Following the triumph of the 801, John Bowers continued with his ethos of reinvesting profits to fund research and development. The 800 Series was soon improved upon and expanded, with a more compact 802 joining the range for the second iteration. Sales of the 800 Series continued to grow, showing the truth of John Bowers’ mantra that “If you can make a better product, then you will sell it.”
The university of sound
However, what is possibly John Bowers’ most lasting legacy was still to come: the foundation of the Steyning Research Establishment. Bowers strongly believed that to truly innovate in design and continue to push the performance of an increasing number of products, research and development needed to be separated from the more rigid confines of sales and production.
As a result of John Bowers’ friendship with the broadcaster Peter King, he got an invitation to Kingswood Warren, which between 1948 and 2010 was the BBC’s Research and Development department. Bowers was very impressed that the BBC had a separate R&D facility, and he decided that was what he wanted from then on in. The perfect facility became available not long afterwards, and in 1981 John Bowers moved his entire research department lock, stock and barrel to the small village of Steyning in the South Downs where it still resides today.
A new audience
During the last years of John Bowers’ life, the decision was made to create a new range of loudspeakers for the more affordable end of the market.
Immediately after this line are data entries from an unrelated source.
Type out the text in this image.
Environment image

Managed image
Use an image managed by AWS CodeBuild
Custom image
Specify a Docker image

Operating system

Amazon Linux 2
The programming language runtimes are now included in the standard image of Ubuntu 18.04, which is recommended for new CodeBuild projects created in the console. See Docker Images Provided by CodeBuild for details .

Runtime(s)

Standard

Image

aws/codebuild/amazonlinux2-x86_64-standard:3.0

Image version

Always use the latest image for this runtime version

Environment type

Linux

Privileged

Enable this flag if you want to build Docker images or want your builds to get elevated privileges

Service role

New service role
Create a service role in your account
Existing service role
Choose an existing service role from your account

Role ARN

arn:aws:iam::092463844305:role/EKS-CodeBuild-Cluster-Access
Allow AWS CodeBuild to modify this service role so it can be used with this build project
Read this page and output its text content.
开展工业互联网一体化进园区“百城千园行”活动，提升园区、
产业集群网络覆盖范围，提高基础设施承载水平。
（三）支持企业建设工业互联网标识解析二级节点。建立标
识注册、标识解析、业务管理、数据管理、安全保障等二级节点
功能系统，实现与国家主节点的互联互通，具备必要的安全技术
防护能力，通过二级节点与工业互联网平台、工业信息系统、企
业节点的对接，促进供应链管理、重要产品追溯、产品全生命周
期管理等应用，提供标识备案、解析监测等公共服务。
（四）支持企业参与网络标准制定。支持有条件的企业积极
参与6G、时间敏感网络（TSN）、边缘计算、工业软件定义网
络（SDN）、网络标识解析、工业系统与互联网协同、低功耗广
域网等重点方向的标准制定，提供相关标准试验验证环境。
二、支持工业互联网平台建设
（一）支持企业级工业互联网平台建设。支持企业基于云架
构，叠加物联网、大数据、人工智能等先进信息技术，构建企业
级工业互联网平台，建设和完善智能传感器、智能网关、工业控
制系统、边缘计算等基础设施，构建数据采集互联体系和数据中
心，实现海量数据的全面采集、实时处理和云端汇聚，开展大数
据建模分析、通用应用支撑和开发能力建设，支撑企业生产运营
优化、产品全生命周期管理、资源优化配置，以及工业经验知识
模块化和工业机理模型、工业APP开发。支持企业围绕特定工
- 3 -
It was a major leap; until this point Bowers had focused his attention on producing the best speaker possible regardless of price.
“John Bowers didn’t get too involved in some of the new products – such as the DM110,” Steve Roe recalls. “He wasn’t into pop music and that was a speaker for younger people – pop music fans. So that was left to me and my team.” The DM Series proved to be incredibly successful. Not only did these speakers sell well and open up new markets such as the Far East for the first time, but they also sounded fantastic considering their price. This was vital, as it meant that John Bowers’ ethos to always produce the best speaker possible was now directed at the more affordable end of the market.
In this way and others, John Bowers constantly drove his team to stretch the limits of their understanding, and to develop increasingly better-performing loudspeakers. He worked tirelessly until his untimely death from cancer in 1987, but even on his death bed, Bowers set in motion the project that would ultimately end with Nautilus.